@suds79. About the push variation.
(Firstly I agree with PierreAd that throwing in sidespin pushes here and there is often effective. It can be quite deceptive as to whether you're adding underspin or topspin to the sidespin... a bit like on serves, you can play with slight racket angle changes, or timing and/or point of contact.)
The deal is to make it clear that you can produce an aggressive, heavy backspin push. Then if you can generate a no-spin push that looks similar (or even just a 'normal' push!), you'll make the opponent miss a lot more (net/out), give you balls that are easier to kill (ball pops up) or easier to counter (opponent attacks more cautiously).
One of the many ways to do the heavy spin/no spin variation is as follows. Use a quick wrist motion upon contacting the ball, so that the blade face ends up slightly more open (almost horizontal) at the end of the action. If you do it right as you contact the ball (or very slightly afterwards), you should get very good spin. Overall the motion looks forward and down, with a bit of a tilt of the wrist in the middle.
Now if you change the timing so that you tilt the wrist just before contact, you'll end up giving a gentle hop/push to the ball instead of brushing it, which will greatly decrease the underspin or give light no-spin/topspin. You can still fake the forward/downward followthrough.
Make sure your pushes are generally aggressive and well-placed (corners, middle/elbow or wide). Start with deep spinny pushes and switch to no-spin as a variation.
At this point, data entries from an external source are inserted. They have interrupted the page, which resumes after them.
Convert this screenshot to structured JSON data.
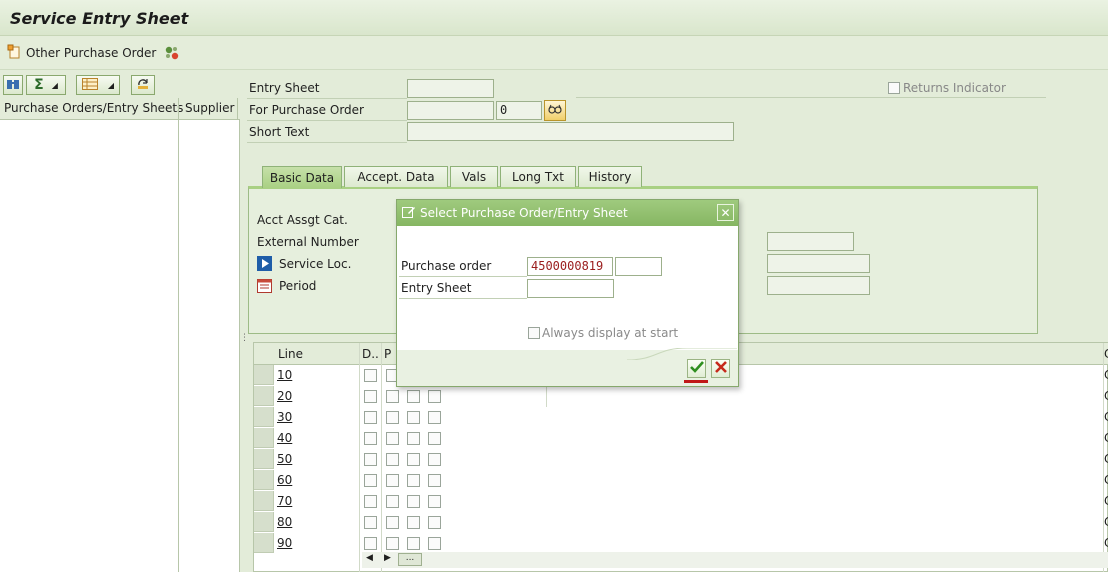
{
  "window": {
    "title": "Service Entry Sheet"
  },
  "app_toolbar": {
    "other_po_label": "Other Purchase Order",
    "services_icon": "services-icon"
  },
  "left_pane": {
    "columns": [
      "Purchase Orders/Entry Sheets",
      "Supplier"
    ]
  },
  "header_fields": {
    "entry_sheet_label": "Entry Sheet",
    "entry_sheet_value": "",
    "for_po_label": "For Purchase Order",
    "for_po_value": "",
    "for_po_item": "0",
    "short_text_label": "Short Text",
    "short_text_value": "",
    "returns_label": "Returns Indicator"
  },
  "tabs": [
    {
      "label": "Basic Data",
      "active": true
    },
    {
      "label": "Accept. Data",
      "active": false
    },
    {
      "label": "Vals",
      "active": false
    },
    {
      "label": "Long Txt",
      "active": false
    },
    {
      "label": "History",
      "active": false
    }
  ],
  "basic_data": {
    "acct_assgt_label": "Acct Assgt Cat.",
    "external_number_label": "External Number",
    "service_loc_label": "Service Loc.",
    "period_label": "Period"
  },
  "table": {
    "headers": {
      "line": "Line",
      "d": "D..",
      "p": "P"
    },
    "right_edge_glyph": "C",
    "rows": [
      "10",
      "20",
      "30",
      "40",
      "50",
      "60",
      "70",
      "80",
      "90"
    ]
  },
  "dialog": {
    "title": "Select Purchase Order/Entry Sheet",
    "po_label": "Purchase order",
    "po_value": "4500000819",
    "po_item_value": "",
    "entry_sheet_label": "Entry Sheet",
    "entry_sheet_value": "",
    "always_display_label": "Always display at start"
  },
  "colors": {
    "accent_green": "#86b662",
    "po_value_red": "#9a1c1c"
  }
}
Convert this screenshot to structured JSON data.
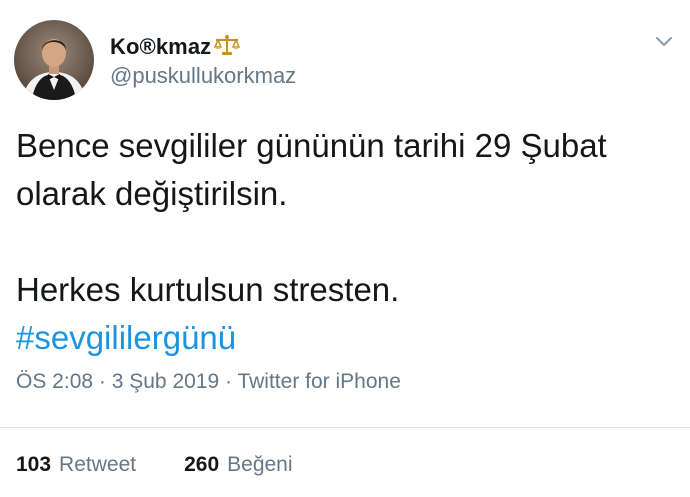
{
  "author": {
    "name_prefix": "Ko",
    "name_mark": "®",
    "name_suffix": "kmaz",
    "handle": "@puskullukorkmaz",
    "avatar_icon": "profile-photo",
    "badge_icon": "scale-icon"
  },
  "tweet": {
    "lines": [
      "Bence sevgililer gününün tarihi 29 Şubat",
      "olarak değiştirilsin."
    ],
    "line3": "Herkes kurtulsun stresten.",
    "hashtag": "#sevgililergünü"
  },
  "meta": {
    "time": "ÖS 2:08",
    "separator1": " · ",
    "date": "3 Şub 2019",
    "separator2": " · ",
    "client": "Twitter for iPhone"
  },
  "stats": {
    "retweet_count": "103",
    "retweet_label": "Retweet",
    "like_count": "260",
    "like_label": "Beğeni"
  },
  "menu": {
    "icon": "chevron-down-icon"
  },
  "colors": {
    "text": "#14171a",
    "secondary": "#657786",
    "link": "#1b95e0",
    "divider": "#e1e8ed"
  }
}
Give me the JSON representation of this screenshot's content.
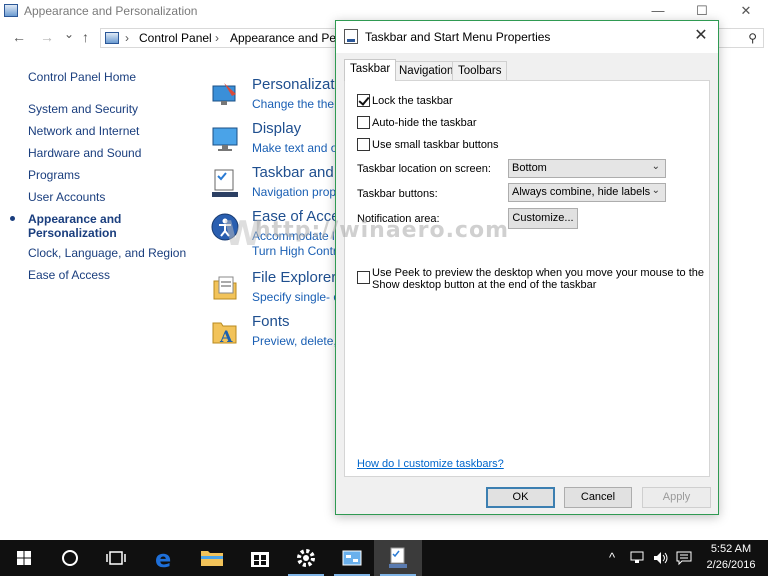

There are variants, technically the trick simply involves going with a forward and down motion, starting with the blade face open but more vertical and ending up with the blade face more horizontal. The bat is overall going down, hence producing backspin (assuming you hit the back hemisphere of the ball as normal); except at the part of the blade closest to the table/furthest from the ceiling, which is moving upwards at some point while you are changing the blade angle. So the resulting spin depends on the timing and on the point of contact on the blade.
Again, there are other ways to do it as long as you can create a heavy backspin ball. You could also swipe under the ball and use some lateral wrist rotation to alter the spin. Depending on the position of your body with respect to the table you can add a lot of side-spin or a lot of underspin. Doing a simple cut under the ball but changing the blade angle by adjusting your grip beforehand can also work. Another simple thing given enough time is to deliberately vary longer, more ample strokes or shorter compact ones (especially with the forehand where you've got more room), which is in point of fact fairly unrelated to the spin you generate but can always get the opponent thinking

Same with stomping on the floor :3
edit. Of course you can also play with depth and height of your pushes to throw off the opponent's timing a bit. If you find it tough to keep your less spinny pushes low, you can always throw in a slightly higher, very spinny push once in a while. You just need to keep the opponent guessing.